Aliás, nenhum pais pode ser governado sem este princípio que fez de José um dos maiores administradores de todos os tempos. Que sabia José dos jargões que esbanjam nossos economistas? Que sabia do capitalismo e do socialismo? Que sabia das teorias que proporcionam tantos prêmios mas nenhum resultado satisfatório? O hebreu José, porém, estava ciente de que todos os problemas do mundo podem ser solucionados na eficácia daquele princípio de saber. E foi exatamente isto o que ele fez. Apresentou um plano de emergência ao Faraó. Um plano tão simples que qualquer criança poderia compreendê-lo. Graças à sua atuação o Egito foi salvo e a vida, preservada em toda aquela região do globo. Por que os economistas brasileiros não apresentam um plano como o de José? Simples e plausível. Que não seja utopia, mas que não maltrate os sonhos do menino e da professorinha.
Observando a história do Brasil, temos a impressão de que os políticos aprenderam quase nada com José. Uns dizem que a solução está no sistema socialista e apontam Marx e Lenin como os profetas deste século. Outros vaticinam que o liberalismo econômico é a solução. Louvam David Ricardo e enaltecem a Adam Smith. Quando a socialização da economia toma corpo, a inflação cresce e o desemprego aumenta. O gigantismo do Estado torna-se responsável por todos os males. Então, vem mais um pesadelo. Do mesmo brejo de onde subiram as vacas magras, aparecem os liberalizantes. Garantem que com a abertura de nossa economia os problemas todos serão resolvidos. O pobre, porém, continua mais pobre. A inflação mais virulenta. Vê-se logo que a solução não está com os capitalistas nem com os comunistas.

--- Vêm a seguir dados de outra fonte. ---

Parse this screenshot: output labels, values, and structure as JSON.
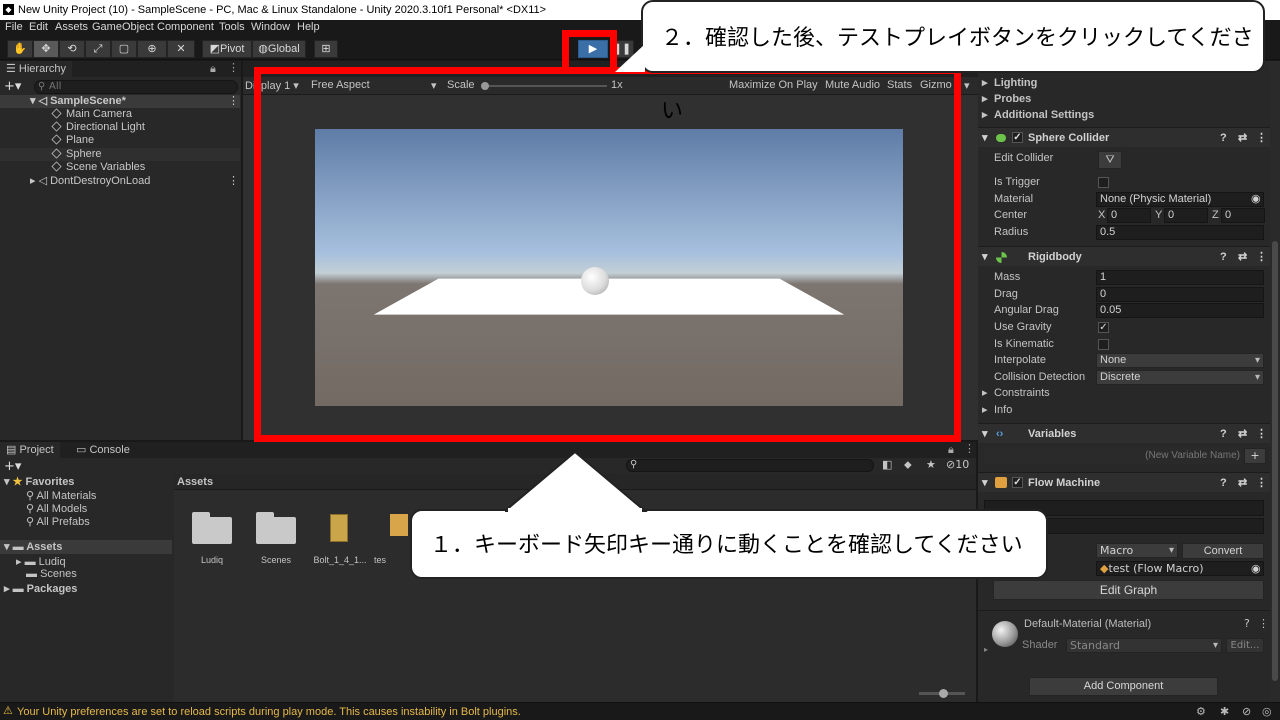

Até parece que as caravelas dos nossos descobridores continuam a singrar sem direção. Quando pensam ter avistado o norte, chega a tempestade. Do alto o marujo não grita: “Terra à vista...” As embarcações não se aproximam da Terra de Santa Cruz nem da Ilha de Vera Cruz. No Monte Pascoal, nenhuma prece é erguida. Parece ainda que estamos ao sabor de vagas e que jamais seremos descobertos. Do tombadilho, não avistamos nenhuma ave profetizando o chão bendito que se avoluma ou a praia que se desenha nas costas já curvadas de tantas promessas.
A bordo, os comandantes traçam mapas e vasculham os céus. O Cruzeiro do Sul lá está. As três Marias, também. Mas, onde está o nosso José? A Ursa Maior não se espanta. E ninguém se habilita a achar o oriente numa bússola já viciada. Todos sabem, no entanto, que é tudo uma questão de princípio. Basta encontrar este princípio para que as coisas melhorem e as velas voltem a inflar. Mas que o vento sopre na medida certa, sem tempestades ou tormentas. Quando o piloto encontrar o leme do verdadeiro princípio, nosso brado será ainda mais retumbante.
Quando a Bíblia Sagrada for colocada em seu devido lugar. Quando os seus ditames forem devidamente considerados. Quando nos apropriarmos do venturoso princípio, o almejado porto estará seguro na intercessão de todos os santos. Do tombadilho, o marujo avistará as aves trazendo as novas de uma terra ainda virgem. No bico de cada pássaro, o verde de uma mata que é toda esperança. E, que o Senhor nos ajude a plantar uma safra de bons homens, para que colhamos alguns Josés. Pois já estamos mais do que cansados de vacas magras e espigas mirradas.